Data collected by the CCIC itself adds more to this picture: more than half of the 70 organizations that responded to a 2016 survey on public policy engagement indicated that they never or only irregularly engaged in efforts to influence government laws and policies, and fewer than 10 organizations indicated that they did so on a monthly basis.

Charity sector leaders have long argued that their capacity to engage in public policy advocacy was constrained by the CRA regulations that capped spending on “political activities” at 10% of annual revenue for which the charity issued income tax receipts. Under the Harper government (2006–2015), those regulations were enforced with particular vigour, creating what many charities referred to as a “chill effect” on advocacy (see McLeod Group blog).

However, in December 2018, the Trudeau government amended the Income Tax Act to eliminate the restrictions on non-partisan public policy advocacy by charities, as long as the activities related to organizations’ legally registered purposes (see McLeod Group blog). According to the new regulations, charities can devote up to 100% of their resources to what the CRA calls “Public Policy Development and Dialogue Activities” (PPDDAs). Such PPDDAs must not be in support of any particular party or candidate.

The changes to the Income Tax Act and the CRA regulations are very important, and represent a welcome change. But are they enough to enable or motivate Canadian charities to hold governments accountable or to try to shape government laws and policies? Alas, other constraints remain firmly in place.

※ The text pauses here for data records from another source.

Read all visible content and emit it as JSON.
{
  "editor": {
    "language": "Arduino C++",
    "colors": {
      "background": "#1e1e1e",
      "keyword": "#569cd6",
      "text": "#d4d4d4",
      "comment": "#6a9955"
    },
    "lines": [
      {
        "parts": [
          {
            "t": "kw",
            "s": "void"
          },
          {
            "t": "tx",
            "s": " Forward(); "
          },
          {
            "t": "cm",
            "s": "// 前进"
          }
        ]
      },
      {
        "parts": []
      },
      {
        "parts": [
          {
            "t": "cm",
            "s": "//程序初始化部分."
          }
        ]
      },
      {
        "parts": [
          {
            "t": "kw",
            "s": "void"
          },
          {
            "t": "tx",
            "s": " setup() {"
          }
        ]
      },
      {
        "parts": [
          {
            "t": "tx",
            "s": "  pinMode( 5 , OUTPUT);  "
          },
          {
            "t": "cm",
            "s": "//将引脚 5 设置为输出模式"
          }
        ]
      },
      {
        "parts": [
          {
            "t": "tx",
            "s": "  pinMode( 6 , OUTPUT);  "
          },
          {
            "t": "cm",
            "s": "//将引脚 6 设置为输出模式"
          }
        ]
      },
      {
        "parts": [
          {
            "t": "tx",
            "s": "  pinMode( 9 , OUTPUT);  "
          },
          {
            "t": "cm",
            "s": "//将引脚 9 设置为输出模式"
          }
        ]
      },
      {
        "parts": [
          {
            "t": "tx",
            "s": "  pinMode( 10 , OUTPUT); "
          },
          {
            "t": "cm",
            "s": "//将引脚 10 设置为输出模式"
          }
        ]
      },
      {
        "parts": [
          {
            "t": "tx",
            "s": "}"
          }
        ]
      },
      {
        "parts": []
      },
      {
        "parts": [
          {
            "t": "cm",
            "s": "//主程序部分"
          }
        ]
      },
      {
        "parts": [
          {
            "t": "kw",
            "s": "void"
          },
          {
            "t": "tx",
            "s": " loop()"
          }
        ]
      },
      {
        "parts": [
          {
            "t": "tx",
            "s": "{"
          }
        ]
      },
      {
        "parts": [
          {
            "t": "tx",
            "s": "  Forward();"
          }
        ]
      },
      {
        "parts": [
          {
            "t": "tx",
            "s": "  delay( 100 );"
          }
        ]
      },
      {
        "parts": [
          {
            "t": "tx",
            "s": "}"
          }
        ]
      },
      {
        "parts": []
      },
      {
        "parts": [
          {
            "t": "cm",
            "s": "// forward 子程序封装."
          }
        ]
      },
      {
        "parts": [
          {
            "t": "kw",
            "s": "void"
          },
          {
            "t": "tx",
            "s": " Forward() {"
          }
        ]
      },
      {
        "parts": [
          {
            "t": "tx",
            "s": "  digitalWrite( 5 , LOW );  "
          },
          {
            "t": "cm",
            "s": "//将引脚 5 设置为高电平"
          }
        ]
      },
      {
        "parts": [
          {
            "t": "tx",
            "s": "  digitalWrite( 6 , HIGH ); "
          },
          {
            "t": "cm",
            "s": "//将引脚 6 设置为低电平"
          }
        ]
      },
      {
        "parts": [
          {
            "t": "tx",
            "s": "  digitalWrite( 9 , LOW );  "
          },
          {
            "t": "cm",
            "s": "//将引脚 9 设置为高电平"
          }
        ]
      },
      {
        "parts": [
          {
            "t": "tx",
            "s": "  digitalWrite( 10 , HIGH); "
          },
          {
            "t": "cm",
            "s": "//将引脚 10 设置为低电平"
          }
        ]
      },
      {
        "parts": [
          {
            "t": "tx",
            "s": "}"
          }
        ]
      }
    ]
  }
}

An important impediment is the relatively high dependence of many Canadian CSOs on government funding and the subsequent unwillingness to “bite the hand that feeds them”. The Canadian charitable sector has a deeply engrained culture of risk aversion towards public policy engagement. This culture has been shaped by the legacies of more than a century of restrictive regulations, periodic political attacks on outspoken organizations, and a donor base that seems more interested in “doing good” through support for relief efforts and social services than in “preventing harm” by investing in public policy work.

However, even organizations that want to engage in public policy work often can’t find funding to support it. The staff members responsible for public policy advocacy in many CSOs have a hard time making the case for resources to support advocacy within their own organizations.

As a policy officer in one large CSO stated with frustration, advocacy work “is not funded”. Governments don’t support it, very few philanthropic foundations back it, and individual donors typically want their charitable contributions to go directly to poverty relief overseas, not to research and advocacy work in Canada. As another policy advocacy officer explained, “it’s really hard to make [advocacy] seem interesting and immediate to donors. Policy changes can take decades and most people won’t give money for hypothetical wins that are decades down the road”.

Bigger changes are still needed if Canadian charities are to play meaningful roles in holding governments accountable and to use their experience to inform public policy. The federal government should do more to reassure risk-averse charities that it will not bite back at organizations that publicly criticize its policy positions by cutting their funding. And both charities and the federal government need to do more to encourage the Canadian public to support public policy advocacy by Canadian CSOs by highlighting the value of the advocacy work they already do in all areas of public policy, from seat belt and anti-smoking laws to the advocacy campaign behind the creation of the Canadian Ombudsperson for Responsible Enterprise.

John Cameron is Associate Professor of International Development Studies, Dalhousie University.